Inglis Grain Elevators National Historic Site

Top choice in Manitoba


For a glimpse of the vanishing past, make the detour to tiny Inglis. A stunning row of five 1920s grain elevators – the sentinels of the Manitoba prairie – are being restored to their original splendor. Inside the creaky interior of the Paterson elevator, exhibits capture the thin lives where success or failure rested upon the whims of commodity brokers.

Inglis lies 20km north of the Yellowhead Hwy (Hwy 16) near the Saskatchewan border.

Barn-red, brilliant white or tractor-green; striking yet simple; function and form: characterizing prairie landscapes like the wheat they hold, grain elevators were once flagships of prairie architecture.
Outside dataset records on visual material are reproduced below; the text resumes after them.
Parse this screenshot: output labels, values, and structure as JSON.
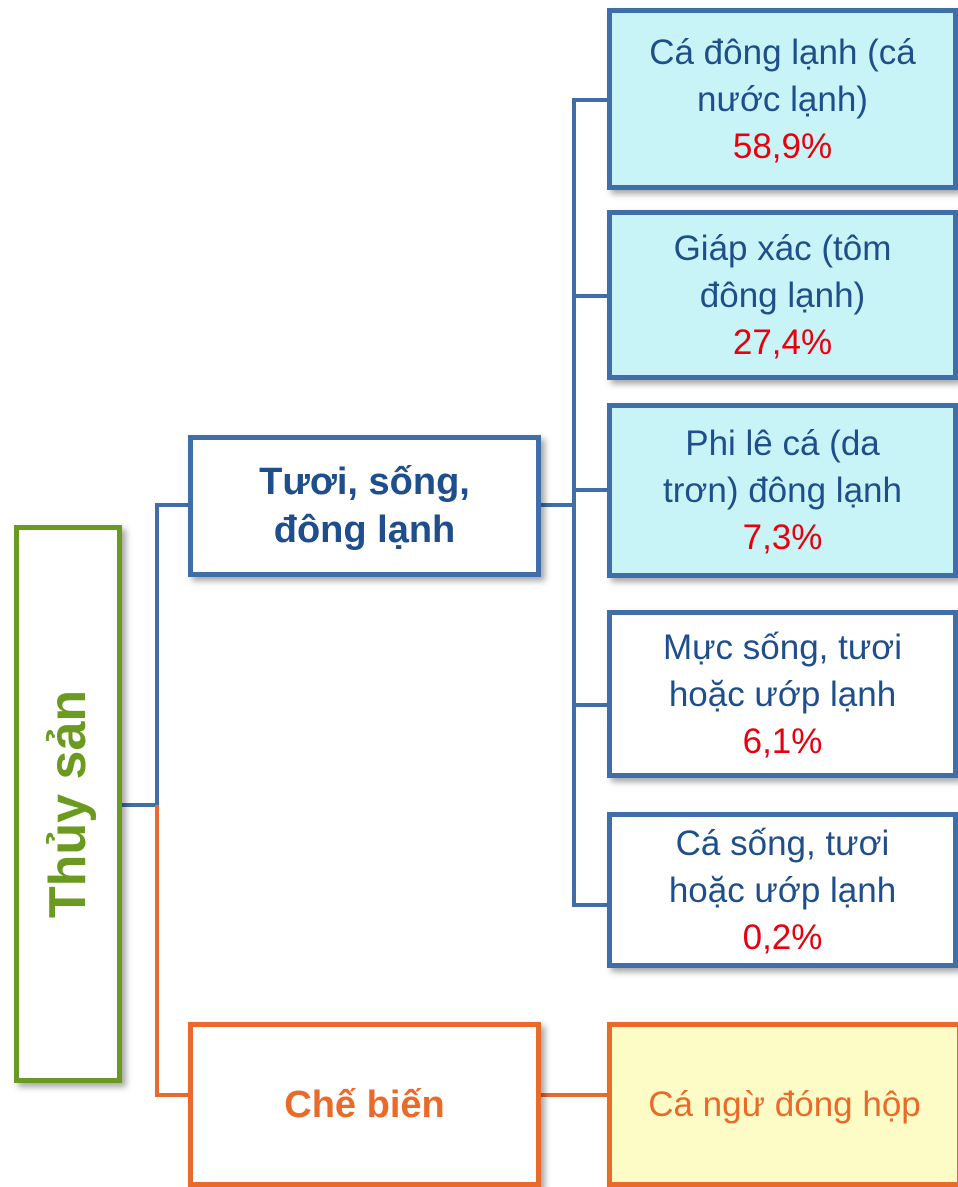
{
  "root": {
    "label": "Thủy sản"
  },
  "branches": [
    {
      "label_lines": [
        "Tươi, sống,",
        "đông lạnh"
      ],
      "items": [
        {
          "label_lines": [
            "Cá đông lạnh (cá",
            "nước lạnh)"
          ],
          "share": "58,9%"
        },
        {
          "label_lines": [
            "Giáp xác (tôm",
            "đông lạnh)"
          ],
          "share": "27,4%"
        },
        {
          "label_lines": [
            "Phi lê cá (da",
            "trơn) đông lạnh"
          ],
          "share": "7,3%"
        },
        {
          "label_lines": [
            "Mực sống, tươi",
            "hoặc ướp lạnh"
          ],
          "share": "6,1%"
        },
        {
          "label_lines": [
            "Cá sống, tươi",
            "hoặc ướp lạnh"
          ],
          "share": "0,2%"
        }
      ]
    },
    {
      "label_lines": [
        "Chế biến"
      ],
      "items": [
        {
          "label_lines": [
            "Cá ngừ đóng hộp"
          ]
        }
      ]
    }
  ]
}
They were introduced in 1880; by 1930 more than 7000 of the vertical wooden warehouses lined Canadian train tracks. Their importance was invaluable, as the prairies became 'the breadbasket of the world,' and their position next to the railway lines revolutionized the loading and sorting of grain. Meanwhile, their simple aesthetic inspired Canadian painters, photographers and writers, who gave them life. From the 1970s onwards, however, these unique wooden constructions were mostly replaced with generic concrete edifices.